— Нет, нет, право, все очень мило, — сказал Русинов.
— Я такая пьяная, — сказала она, — что нам можно идти. Нам есть куда ходить?
Олег долго смотрел им вслед. Может, он не ожидал такого поворота событий. С другой стороны, неясно, чего же он ожидал?
В мансарде она вдруг стала совсем печальная, и Русинову пришлось играть роль бодряка-утешителя.
— Жизнь прекрасна, — сказал он. — И ты… ты молода и прекрасна, Мартин. Много еще будет меду и молока, а все, что ни делается, все в конечном итоге к лучшему. Мой же конечный итог так близок…

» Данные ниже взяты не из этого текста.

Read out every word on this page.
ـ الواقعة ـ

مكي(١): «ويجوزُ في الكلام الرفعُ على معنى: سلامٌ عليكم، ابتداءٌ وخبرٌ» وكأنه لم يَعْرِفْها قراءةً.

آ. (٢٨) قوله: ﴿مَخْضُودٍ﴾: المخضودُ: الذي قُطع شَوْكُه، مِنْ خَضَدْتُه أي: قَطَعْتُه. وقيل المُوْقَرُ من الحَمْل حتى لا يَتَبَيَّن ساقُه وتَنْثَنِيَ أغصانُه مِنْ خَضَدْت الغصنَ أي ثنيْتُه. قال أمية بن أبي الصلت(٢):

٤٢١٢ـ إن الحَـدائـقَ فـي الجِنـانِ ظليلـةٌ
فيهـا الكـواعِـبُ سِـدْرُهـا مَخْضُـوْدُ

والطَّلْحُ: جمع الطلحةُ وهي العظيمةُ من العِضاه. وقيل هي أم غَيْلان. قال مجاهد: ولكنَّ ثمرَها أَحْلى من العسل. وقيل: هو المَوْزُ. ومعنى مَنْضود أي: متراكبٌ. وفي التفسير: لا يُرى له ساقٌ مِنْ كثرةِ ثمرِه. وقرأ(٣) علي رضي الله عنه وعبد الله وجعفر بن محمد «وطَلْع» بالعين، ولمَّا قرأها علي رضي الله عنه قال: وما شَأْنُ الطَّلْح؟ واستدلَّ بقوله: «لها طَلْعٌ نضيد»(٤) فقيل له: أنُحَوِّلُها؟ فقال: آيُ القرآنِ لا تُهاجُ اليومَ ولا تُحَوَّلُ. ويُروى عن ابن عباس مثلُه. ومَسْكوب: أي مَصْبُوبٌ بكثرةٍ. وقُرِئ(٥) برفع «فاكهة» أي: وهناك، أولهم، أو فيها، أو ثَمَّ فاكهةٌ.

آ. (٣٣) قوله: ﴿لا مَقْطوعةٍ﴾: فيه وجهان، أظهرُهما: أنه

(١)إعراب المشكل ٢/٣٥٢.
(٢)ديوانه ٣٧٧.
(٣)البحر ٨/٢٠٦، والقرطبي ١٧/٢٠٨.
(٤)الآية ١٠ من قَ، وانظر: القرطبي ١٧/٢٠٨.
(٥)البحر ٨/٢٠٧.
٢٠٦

Он сидел на полу у ее ног. Она пригнула его голову к своим коленям, и тогда рука его привычным движением, так мало связанным с печально-утешающим тоном его речи, скользнула по ее длинной-длинной ноге, вверх от колена, под легкий ситец летнего платья, и так же легко, привычно стала гладить там волосы, губы, складки кожи, добираясь до самых сокровенных мест и проявляя особую осторожность и нежность — чтобы не причинить боли, чтобы не пропустить мест самых чутких и уязвимых…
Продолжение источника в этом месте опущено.